The limitations of imatinib have inspired the development of second (dasatinib, nilotinib, bosutinib, and bafetinib) and third generation (ponatinib) TKIs in order to overcome the effect of resistance to this primary therapy. These new TKIs have been developed and each has shown efficacy against various common mutant forms of BCR-ABL. This leads to the observation that the various mutant forms of BCR-ABL result in CML that have unique dynamics under therapy, and that combinations of these inhibitors may be necessary to effectively control a rapidly evolving CML population. Patients with CML often die due to transformation of the disease into an acute form of leukemia known as blast crisis. It has been shown that blast crisis is due to the accumulation of additional mutations in CML progenitor cells [2].

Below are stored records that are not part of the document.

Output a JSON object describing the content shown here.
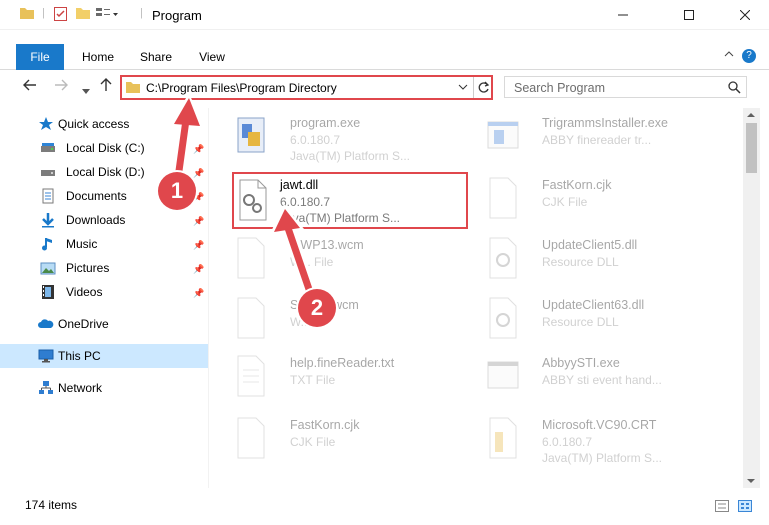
{
  "window": {
    "title": "Program"
  },
  "ribbon": {
    "tabs": [
      "File",
      "Home",
      "Share",
      "View"
    ]
  },
  "address": {
    "path": "C:\\Program Files\\Program Directory"
  },
  "search": {
    "placeholder": "Search Program"
  },
  "nav": {
    "quick_access": "Quick access",
    "items": [
      {
        "label": "Local Disk (C:)",
        "icon": "drive-icon"
      },
      {
        "label": "Local Disk (D:)",
        "icon": "drive-icon"
      },
      {
        "label": "Documents",
        "icon": "documents-icon"
      },
      {
        "label": "Downloads",
        "icon": "downloads-icon"
      },
      {
        "label": "Music",
        "icon": "music-icon"
      },
      {
        "label": "Pictures",
        "icon": "pictures-icon"
      },
      {
        "label": "Videos",
        "icon": "videos-icon"
      }
    ],
    "onedrive": "OneDrive",
    "thispc": "This PC",
    "network": "Network"
  },
  "files": {
    "left": [
      {
        "name": "program.exe",
        "line1": "6.0.180.7",
        "line2": "Java(TM) Platform S..."
      },
      {
        "name": "jawt.dll",
        "line1": "6.0.180.7",
        "line2": "Java(TM) Platform S..."
      },
      {
        "name": "...WP13.wcm",
        "line1": "W... File",
        "line2": ""
      },
      {
        "name": "Sn...15.wcm",
        "line1": "W...",
        "line2": ""
      },
      {
        "name": "help.fineReader.txt",
        "line1": "TXT File",
        "line2": ""
      },
      {
        "name": "FastKorn.cjk",
        "line1": "CJK File",
        "line2": ""
      }
    ],
    "right": [
      {
        "name": "TrigrammsInstaller.exe",
        "line1": "ABBY finereader tr...",
        "line2": ""
      },
      {
        "name": "FastKorn.cjk",
        "line1": "CJK File",
        "line2": ""
      },
      {
        "name": "UpdateClient5.dll",
        "line1": "Resource DLL",
        "line2": ""
      },
      {
        "name": "UpdateClient63.dll",
        "line1": "Resource DLL",
        "line2": ""
      },
      {
        "name": "AbbyySTI.exe",
        "line1": "ABBY sti event hand...",
        "line2": ""
      },
      {
        "name": "Microsoft.VC90.CRT",
        "line1": "6.0.180.7",
        "line2": "Java(TM) Platform S..."
      }
    ]
  },
  "status": {
    "count": "174 items"
  },
  "callouts": [
    "1",
    "2"
  ],
  "colors": {
    "accent": "#1979ca",
    "highlight": "#e0474c",
    "selected": "#cce8ff"
  }
}
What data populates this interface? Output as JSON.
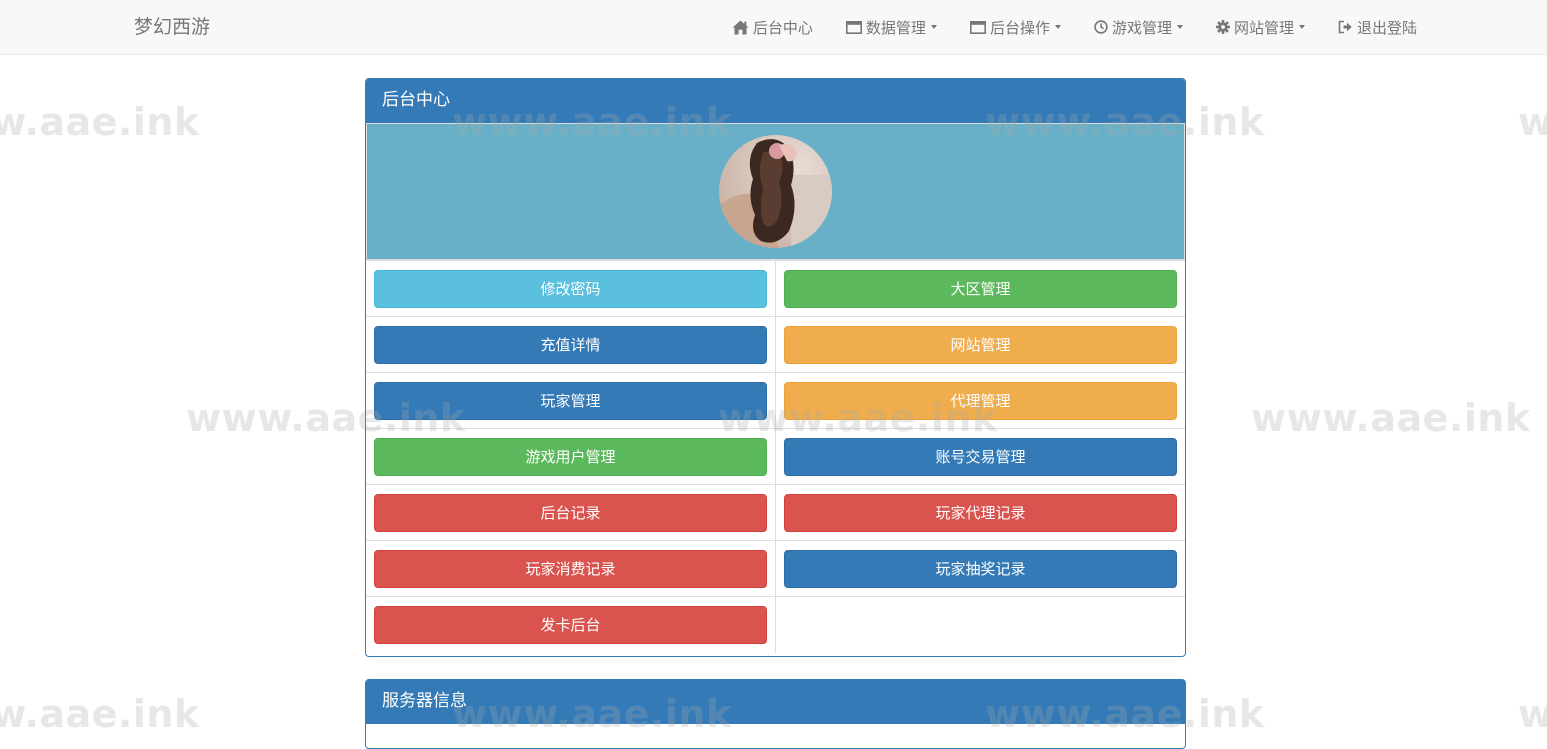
{
  "navbar": {
    "brand": "梦幻西游",
    "items": [
      {
        "label": "后台中心",
        "icon": "home-icon",
        "dropdown": false
      },
      {
        "label": "数据管理",
        "icon": "window-icon",
        "dropdown": true
      },
      {
        "label": "后台操作",
        "icon": "window-icon",
        "dropdown": true
      },
      {
        "label": "游戏管理",
        "icon": "clock-icon",
        "dropdown": true
      },
      {
        "label": "网站管理",
        "icon": "gear-icon",
        "dropdown": true
      },
      {
        "label": "退出登陆",
        "icon": "logout-icon",
        "dropdown": false
      }
    ]
  },
  "panel_center": {
    "title": "后台中心",
    "buttons": [
      {
        "label": "修改密码",
        "color": "#5bc0de"
      },
      {
        "label": "大区管理",
        "color": "#5cb85c"
      },
      {
        "label": "充值详情",
        "color": "#337ab7"
      },
      {
        "label": "网站管理",
        "color": "#f0ad4e"
      },
      {
        "label": "玩家管理",
        "color": "#337ab7"
      },
      {
        "label": "代理管理",
        "color": "#f0ad4e"
      },
      {
        "label": "游戏用户管理",
        "color": "#5cb85c"
      },
      {
        "label": "账号交易管理",
        "color": "#337ab7"
      },
      {
        "label": "后台记录",
        "color": "#d9534f"
      },
      {
        "label": "玩家代理记录",
        "color": "#d9534f"
      },
      {
        "label": "玩家消费记录",
        "color": "#d9534f"
      },
      {
        "label": "玩家抽奖记录",
        "color": "#337ab7"
      },
      {
        "label": "发卡后台",
        "color": "#d9534f"
      }
    ]
  },
  "panel_server": {
    "title": "服务器信息"
  },
  "watermark": {
    "text": "www.aae.ink"
  },
  "colors": {
    "primary": "#337ab7",
    "info": "#5bc0de",
    "success": "#5cb85c",
    "warning": "#f0ad4e",
    "danger": "#d9534f",
    "avatar_banner": "#67b0c8"
  }
}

The above-mentioned concerns highlight the pressing need for devising new combination regimens aimed at overcoming TKI-resistance in CML cells causing their permanent growth arrest or alternative (e.g., BCR/ABL kinase-independent) non apoptotic cell death mechanisms. Accordingly, because of their crucial roles in the maintenance of cell shape, cell motility intracellular transport, and the formation of the mitotic spindle during cell division, microtubules are emerging as highly attractive target for the development of effective antileukemia agents [3,4]. Although not new, the use of a colchine site binding agent as arm to treat leukemia remains not fully explored.
Taking into account the very interesting results obtained by recently developed 3-aroyl-1,4-diarylpyrroles (ARDAPs) as inhibitor of tubulin polymerization and anti-leukemia agents,[5] the present research aims to identify one or more new lead compounds endowed with improved biological and pharmacokinetic profile by introducing on the pyrrole ring different heterocycles at position 4 and substituting the phenyl ring at position 1 with electron donating and withdrawing groups. We expect to achieve a new drug for the treatment of leukemia with improved cytogenetic and molecular responses in patients with BCR-ABL dependent or independent mechanisms of resistance. The associations of an ARDAP compound with a TK inhibitor have potential to be an improved therapeutic treatment for patients in accelerated/blast phase. ARDAP derivative could have an impact on the outcome of chronic phase CML patients with resistance to several lines of therapy, in situations in which an allogenic stem cell transplantation can not be performed. The aim will be to improve cytogenetic and molecular responses in patients with BCR-ABL dependent (mutations of ABL kinase domain, such as T315I or other) or, in particular, independent mechanisms of resistance. Moreover, associations of ARDAP compounds with more potent TKIs, such as third generation ponatinib, could provide a therapeutic strategy for patients in accelerated/blast phase, with the aim of improving the rates of responses and median overall survival or as a valid bridge to transplant procedures.
[1] Milojkovic, D. et al. Clin. Cancer Res. 2009, 15, 7519-7527. [2]. Jamieson, C. H. M. et al. N. Engl. J. Med. 2004, 351, 657-667. [3] de Bruin, E. C. et al. Cancer Treat. Rev. 2008, 34, 737-749. [4] Teicher, B. A. et al. Clin. Cancer Res. 2008, 14, 1610-1617. [5]. La Regina, G. et al. ACS Med. Chem. Lett. 2017, 8, 521-526.